第56回 BRICKS / HELLO PEOPLE

SIDE A : 1.ONE LIFE TIME / 2.IT WOULDN'T HAVE MADE ANY DIFFERENCE / 3.DINASAUR / 4.JUST CAN'T HELP MYSELF / 5.MAD RED ANT LADY / 6.BOOK OF LOVE

SIDE B : 1.FACES / 2.I WANT SOMEONE / 3.SO GOOD TO BE ALIVE / 4.NEVER MET A GIRL LIKE YOU / 5.PASS ME BY

 このレコードも、バーゲン・コーナーでジャケ買いした1枚です。だって、見るからに一筋縄ではいきそうにないジャケットでしょ?どんな音がするのか、全く見当がつかないジャケットに、スパークスとかコックニー・レベルのイメージを抱いて、レコードを手に取りました。で、レジに持ってく前にクレジットに気がつきました。「プロデュース:トッド・ラングレン」。その後、このレコードを握る僕の手に力が加わったのは、言うまでもありません。(^^;

 部屋に帰って、早速レコードに針を落としました。A1は、凄く普通のロックン・ロールでした。オーソドックスなギターとピアノを利かせたアメリカン・ロックン・ロール。凄く「まともな」音だったので、逆の意味でびっくりしましたけどね。どっちにしてもかなりの実力派であることには間違いなさそうです。

 A2は、トッドの曲のカバーで、いかにもトッドっぽく唄っています。やっぱり名曲ですね、これは。A3はR&Bの影響を受けたロックン・ロールなのですが、途中のコーラスとか、キーボード・アレンジとか、めくるめくトッド・ラングレンの世界ですね。(^^;間奏のキーボードなんて、ロジャー・パウエルが弾いていると言っても信じますよ、僕は。(弾いてないけどさ。)A4もトッド色の強いミッド・テンポのロックン・ロールです。でも、スライド・ギターが凄く格好いいのですよ。やっぱ、実力派ですよ、このバンド。

 A5は、イントロから、まるで初期のエリック・クラプトンばりに弾きまくるギターが格好いいですね。でも、曲に入れば、低く創った唄声と完璧なコーラスが展開するという、凝った曲です。ラストは演劇風の台詞で引っ張っています。やっぱり、トッドの趣味かなあ、これ?

 と思うと、A6は完全にドゥワップ風の曲です。前の曲との対比が凄いですね。完全に曲順も計算されています。それにしても器用だね、こいつら。(^^;

 続いてB面です。いきなりプログレ風に始まるインストゥルメンタルのB1は、いかにもそれっぽいキーボードとシンセサイザーが印象的ですね。続いて入ってくるハーモニー・ツインも見事です。(クレジットがないからわからないんだけど、トッドは弾いてないの、これ??)そしてドラム・ソロが続きます。後ろで何かしゃべってますね。そして、またキーボード群が大活躍して曲は終わります。

 B2はソウル風の曲ですね。これは、完全にトッドの趣味でしょう。それにしても良くできた美しい曲ですね。ホントにどこかの黒人コーラス・グループを聴いているようです。B3も同じようなソウル風の曲ですが、ややアップテンポのナンバーです。サビのコーラスも、間奏のギターもアレンジもカッコいいですねえ。(^^)
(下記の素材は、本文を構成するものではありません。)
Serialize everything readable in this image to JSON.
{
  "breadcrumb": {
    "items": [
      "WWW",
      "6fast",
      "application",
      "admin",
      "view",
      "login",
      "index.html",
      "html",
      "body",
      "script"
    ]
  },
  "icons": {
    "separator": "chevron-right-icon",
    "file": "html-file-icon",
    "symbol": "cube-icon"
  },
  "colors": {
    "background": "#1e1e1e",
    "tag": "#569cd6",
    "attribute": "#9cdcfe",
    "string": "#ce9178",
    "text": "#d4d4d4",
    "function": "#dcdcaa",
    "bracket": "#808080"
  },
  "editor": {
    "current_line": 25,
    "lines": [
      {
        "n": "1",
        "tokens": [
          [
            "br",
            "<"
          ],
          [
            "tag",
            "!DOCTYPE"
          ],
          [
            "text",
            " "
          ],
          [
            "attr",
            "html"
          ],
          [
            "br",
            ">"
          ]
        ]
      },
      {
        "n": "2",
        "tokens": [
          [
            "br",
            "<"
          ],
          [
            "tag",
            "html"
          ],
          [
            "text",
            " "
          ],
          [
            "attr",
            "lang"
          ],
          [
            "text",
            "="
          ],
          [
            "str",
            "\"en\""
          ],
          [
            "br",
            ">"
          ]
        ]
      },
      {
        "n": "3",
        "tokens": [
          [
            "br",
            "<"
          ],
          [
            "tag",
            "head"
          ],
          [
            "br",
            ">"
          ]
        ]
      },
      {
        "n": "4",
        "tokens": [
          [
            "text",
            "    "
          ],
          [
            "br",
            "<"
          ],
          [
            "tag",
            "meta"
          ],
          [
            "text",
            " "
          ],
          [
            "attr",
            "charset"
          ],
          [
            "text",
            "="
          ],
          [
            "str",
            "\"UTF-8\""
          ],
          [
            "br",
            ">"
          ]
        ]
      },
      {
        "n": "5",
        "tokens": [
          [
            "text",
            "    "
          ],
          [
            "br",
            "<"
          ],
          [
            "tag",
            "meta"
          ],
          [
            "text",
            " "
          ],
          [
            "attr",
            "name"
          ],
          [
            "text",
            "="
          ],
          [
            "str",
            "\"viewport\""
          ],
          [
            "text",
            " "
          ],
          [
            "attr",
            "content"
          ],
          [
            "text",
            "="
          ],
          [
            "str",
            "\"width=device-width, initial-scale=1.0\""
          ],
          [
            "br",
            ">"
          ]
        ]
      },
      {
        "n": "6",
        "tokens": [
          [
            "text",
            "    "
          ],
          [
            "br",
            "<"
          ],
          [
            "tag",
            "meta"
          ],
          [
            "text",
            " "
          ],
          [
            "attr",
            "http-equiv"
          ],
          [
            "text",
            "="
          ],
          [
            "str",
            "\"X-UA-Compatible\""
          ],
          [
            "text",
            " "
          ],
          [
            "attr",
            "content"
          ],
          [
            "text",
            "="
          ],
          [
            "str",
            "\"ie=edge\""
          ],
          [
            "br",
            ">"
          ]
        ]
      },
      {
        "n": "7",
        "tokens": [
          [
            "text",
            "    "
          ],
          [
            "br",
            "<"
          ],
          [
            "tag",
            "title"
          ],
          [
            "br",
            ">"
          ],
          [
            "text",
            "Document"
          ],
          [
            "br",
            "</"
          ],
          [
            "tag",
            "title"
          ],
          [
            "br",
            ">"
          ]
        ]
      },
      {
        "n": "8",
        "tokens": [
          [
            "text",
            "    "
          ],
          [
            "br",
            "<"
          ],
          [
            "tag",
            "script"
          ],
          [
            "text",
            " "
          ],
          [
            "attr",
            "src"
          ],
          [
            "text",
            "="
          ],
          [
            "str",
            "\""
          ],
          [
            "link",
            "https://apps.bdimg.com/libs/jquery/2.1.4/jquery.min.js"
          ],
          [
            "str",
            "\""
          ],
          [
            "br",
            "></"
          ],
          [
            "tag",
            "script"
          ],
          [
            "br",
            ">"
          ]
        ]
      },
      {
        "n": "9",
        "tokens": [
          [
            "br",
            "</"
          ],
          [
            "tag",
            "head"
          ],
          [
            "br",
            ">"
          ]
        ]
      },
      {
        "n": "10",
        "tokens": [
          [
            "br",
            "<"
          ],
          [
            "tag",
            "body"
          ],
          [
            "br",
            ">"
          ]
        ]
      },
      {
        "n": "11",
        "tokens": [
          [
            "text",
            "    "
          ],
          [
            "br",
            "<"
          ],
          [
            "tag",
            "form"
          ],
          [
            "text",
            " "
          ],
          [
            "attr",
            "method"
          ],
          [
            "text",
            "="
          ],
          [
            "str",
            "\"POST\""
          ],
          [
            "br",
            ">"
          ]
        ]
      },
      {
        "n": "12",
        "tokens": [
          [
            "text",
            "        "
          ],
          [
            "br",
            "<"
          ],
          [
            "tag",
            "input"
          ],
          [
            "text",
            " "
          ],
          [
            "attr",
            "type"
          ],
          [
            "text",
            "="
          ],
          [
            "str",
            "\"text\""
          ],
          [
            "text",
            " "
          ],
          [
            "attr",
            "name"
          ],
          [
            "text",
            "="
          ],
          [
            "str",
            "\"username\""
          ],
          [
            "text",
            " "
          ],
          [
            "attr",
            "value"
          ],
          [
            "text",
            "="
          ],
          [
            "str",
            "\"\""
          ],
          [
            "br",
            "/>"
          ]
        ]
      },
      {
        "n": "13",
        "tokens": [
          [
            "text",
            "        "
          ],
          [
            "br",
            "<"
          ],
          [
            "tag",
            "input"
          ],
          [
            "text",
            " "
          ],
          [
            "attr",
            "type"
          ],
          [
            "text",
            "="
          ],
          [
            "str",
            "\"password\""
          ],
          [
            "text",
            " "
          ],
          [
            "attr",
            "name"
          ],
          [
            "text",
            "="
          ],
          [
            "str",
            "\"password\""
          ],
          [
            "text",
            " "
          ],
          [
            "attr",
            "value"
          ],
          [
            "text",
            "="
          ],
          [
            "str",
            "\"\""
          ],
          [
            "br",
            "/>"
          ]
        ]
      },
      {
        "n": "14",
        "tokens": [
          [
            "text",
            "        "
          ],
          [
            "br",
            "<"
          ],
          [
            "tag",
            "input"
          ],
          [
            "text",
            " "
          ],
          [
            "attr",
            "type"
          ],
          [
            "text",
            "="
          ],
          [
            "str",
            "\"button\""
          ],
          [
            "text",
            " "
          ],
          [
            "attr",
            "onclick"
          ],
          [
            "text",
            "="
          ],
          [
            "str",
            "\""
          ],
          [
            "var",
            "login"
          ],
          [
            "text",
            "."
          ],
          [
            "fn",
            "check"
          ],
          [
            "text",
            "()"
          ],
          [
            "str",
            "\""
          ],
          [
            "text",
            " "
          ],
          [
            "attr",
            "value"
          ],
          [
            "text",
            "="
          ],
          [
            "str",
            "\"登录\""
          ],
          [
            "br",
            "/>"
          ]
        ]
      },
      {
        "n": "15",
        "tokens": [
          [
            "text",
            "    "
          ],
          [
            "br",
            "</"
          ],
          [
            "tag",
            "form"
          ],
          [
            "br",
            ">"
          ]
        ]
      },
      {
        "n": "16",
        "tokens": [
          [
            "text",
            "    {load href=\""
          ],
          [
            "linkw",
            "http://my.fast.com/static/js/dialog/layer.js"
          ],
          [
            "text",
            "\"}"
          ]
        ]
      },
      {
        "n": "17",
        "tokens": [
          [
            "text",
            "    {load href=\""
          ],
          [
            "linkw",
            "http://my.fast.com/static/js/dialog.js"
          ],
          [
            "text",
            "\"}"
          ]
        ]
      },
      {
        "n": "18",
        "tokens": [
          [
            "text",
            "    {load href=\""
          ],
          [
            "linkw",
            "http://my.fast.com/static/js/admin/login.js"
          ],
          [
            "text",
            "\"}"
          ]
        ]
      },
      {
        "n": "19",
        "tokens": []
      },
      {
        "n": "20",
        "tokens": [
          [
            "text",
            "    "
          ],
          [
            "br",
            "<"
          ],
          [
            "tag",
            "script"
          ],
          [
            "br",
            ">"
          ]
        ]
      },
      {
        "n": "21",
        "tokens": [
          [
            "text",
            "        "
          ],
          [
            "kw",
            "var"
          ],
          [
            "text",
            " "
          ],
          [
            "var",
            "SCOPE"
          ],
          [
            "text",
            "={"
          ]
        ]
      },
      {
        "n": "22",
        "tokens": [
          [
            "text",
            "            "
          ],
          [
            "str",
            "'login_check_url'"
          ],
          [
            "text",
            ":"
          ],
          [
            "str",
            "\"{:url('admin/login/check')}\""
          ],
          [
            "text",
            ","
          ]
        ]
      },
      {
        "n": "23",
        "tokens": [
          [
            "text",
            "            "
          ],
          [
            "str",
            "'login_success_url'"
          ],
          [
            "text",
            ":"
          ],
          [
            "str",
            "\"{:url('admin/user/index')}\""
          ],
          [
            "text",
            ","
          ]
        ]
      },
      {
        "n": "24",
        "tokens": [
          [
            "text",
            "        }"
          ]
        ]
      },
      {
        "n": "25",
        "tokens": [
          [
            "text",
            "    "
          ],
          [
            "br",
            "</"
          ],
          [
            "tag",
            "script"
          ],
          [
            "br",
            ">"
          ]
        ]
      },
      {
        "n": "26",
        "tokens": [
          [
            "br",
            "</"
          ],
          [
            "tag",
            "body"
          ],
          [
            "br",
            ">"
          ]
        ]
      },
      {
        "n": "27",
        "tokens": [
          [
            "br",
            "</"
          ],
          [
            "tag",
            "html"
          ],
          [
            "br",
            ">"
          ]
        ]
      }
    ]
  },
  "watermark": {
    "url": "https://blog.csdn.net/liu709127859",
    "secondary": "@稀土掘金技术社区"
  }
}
 B4もギターの格好いいロックン・ロールです。ポール・ロジャースあたりが唄うと凄いだろうな、この曲。(^^)B5は、アコギとピアノにのって唄われるバラード・ナンバーです。綺麗なメロディーとコーラスですね。間奏のキーボード群もキマってるし、アルバムのラストをさわやかに飾ってくれますね。(^^)

 ということで、万華鏡のようなアルバムは、あっという間に終わるのでした。トッドのプロデュースだけあって、凄く良くできたアルバムですね。それに、どんなタイプの曲を演ってもうまいですよ、この人たち。僕はバーゲンで買いましたが、レギュラー・プライスでも買いですよ、これは。

 このアルバムは彼らのセカンド・アルバムにあたり、ファーストもトッドのプロデュースだったそうです。そうして見ると、トッドも結構気に入っていたバンドなのかもしれませんね。そんなわけで、ファーストも聴いてみたくなりました。